You can actually be sent emails, that look properly sent to the sender and have not bounced, and not receive them. Did you think you already knew that because of the arrogantly strong spam filtering systems some folks like to have, taking the decisions for them and never showing them the selected against mails? Ah, no this is not about spam filtering. Quite apart from that, proper emails, from your well-established contacts, even your listed contacts! From anyone! Can look entirely successfully sent, to the sender, does not bounce back to them, yet does not arrive to be seen by the recipient.
Are all the technical whizzkids used to this sort of thing and unsurprised? For the rest of the world it is a shocker, we need to circulate lots of messages about it.
We have got into a habit of relying on records of sent mails to know a mail has arrived, unless it bounced back. Usually we have found that reliable in practice. But it's still not reliable. This affects the entire reliability of sending emails, for everyone, between every system. Every email hosting company still needs to ascertain that every other company's system will either bounce an email or actually get it to the account holder.
I have experienced it in the context of BT (British Telecom, for overseas readers) ending its relationship with Yahoo. For 9 years it totally appeared that BT addresses had simply been taken over by Yahoo and so permanently were Yahoo really. It has turned out they are not: all that time BT was paying Yahoo for the service, mostly being associated with its broadband service. After the change was announced, I did not leave any more email life in my old BT account than continuity of uses I was already using it for: everything else I moved elsewhere. With BT's new service unknown in nature, and becoming paid for too, it would have been wrong to stay dependent on it in any long term way. But to help with continuity I thought it would be a fair deal to keep the BT address temporarily until I was satisfied I had disposed of every piece of email business where address continuity would be helpful and avoid confusion - a gradual changeover better than a sudden abrupt change. Surely a fair bargain to pay a small amount for that. But this common sense has been rebuffed by their unbeatable total shambles in which the service has not been delivered - ever since the changeover day Sep 16 I have not received any incoming emails! Including test ones sent to myself.
BT's technical helpline is a monster consumer experience of impenetrable call centres, a chaos where they seem to clutch at every possible cause to try that they can think of, with no real idea whether it is likely to be right, and where they are all differently informed and give you conflicting information on which of 3 phone numbers you can use and their opening hours. On an 0808 number that I was twice told is open 24/7, but it's not, eventually a 45 minute call went through both companies, the second attempt at that - previously there had been a call where they said they were putting me through to Yahoo and didn't! In the second phase of this call I got a guy who claimed he had fixed it, but it would take several days for the missing emails to be "retrieved" and show. Will believe it when I see it, there is no sign of them yet. Looks like won't be keeping that account for as long as planned.

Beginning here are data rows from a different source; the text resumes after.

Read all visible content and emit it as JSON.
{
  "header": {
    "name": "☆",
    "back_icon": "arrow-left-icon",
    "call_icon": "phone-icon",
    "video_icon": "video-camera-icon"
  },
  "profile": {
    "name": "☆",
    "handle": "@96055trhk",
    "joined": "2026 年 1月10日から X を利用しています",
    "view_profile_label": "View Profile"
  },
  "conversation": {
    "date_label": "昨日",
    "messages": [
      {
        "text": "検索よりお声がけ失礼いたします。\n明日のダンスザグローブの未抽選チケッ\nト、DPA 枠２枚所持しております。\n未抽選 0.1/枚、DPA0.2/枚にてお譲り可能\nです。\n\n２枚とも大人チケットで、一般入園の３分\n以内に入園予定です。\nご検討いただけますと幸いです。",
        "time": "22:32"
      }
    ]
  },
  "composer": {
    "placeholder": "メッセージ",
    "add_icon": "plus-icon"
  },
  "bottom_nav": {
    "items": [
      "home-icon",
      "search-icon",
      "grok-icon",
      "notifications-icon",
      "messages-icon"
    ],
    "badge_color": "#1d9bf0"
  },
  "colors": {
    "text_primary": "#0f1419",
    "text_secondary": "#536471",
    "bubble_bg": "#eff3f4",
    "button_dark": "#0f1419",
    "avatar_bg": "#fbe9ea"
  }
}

You don't want to be on the end of any email company's technical helpline fighting over not receiving emails that look successfully sent to their senders. You need to know that sent can be relied on or else you will receive a bounce back: you need that to be continuously reliable, you can't carry on your email business with this frequently failing and emails missing. Email companies need to know that too, to provide their service, that they are not up against unreliable non-service messes like BT. Everyone tell their friends. It needs circulating as widely as possible across the web, that every email company needs to ascertain this freshly, all over again, with every other email company.
Maurice Frank
UPDATE RECd 20 SEP 14. The eventual explanation of this, found after 9 months, was:
"There was not an alias built on the server recognising your account. Once this was recognised and built you were able to send and receive emails as normal, so unfortunately any emails presented to your account during this period would not have been received for which I apologise for."
Sounds like a technicality most folks would have no idea is possible. It remains a particularly bad technicality for it not to bounce the missing emails back to their senders. There is no word on them fixing the system to prevent that situation, in a world where most folks expect emails to either arrive or bounce.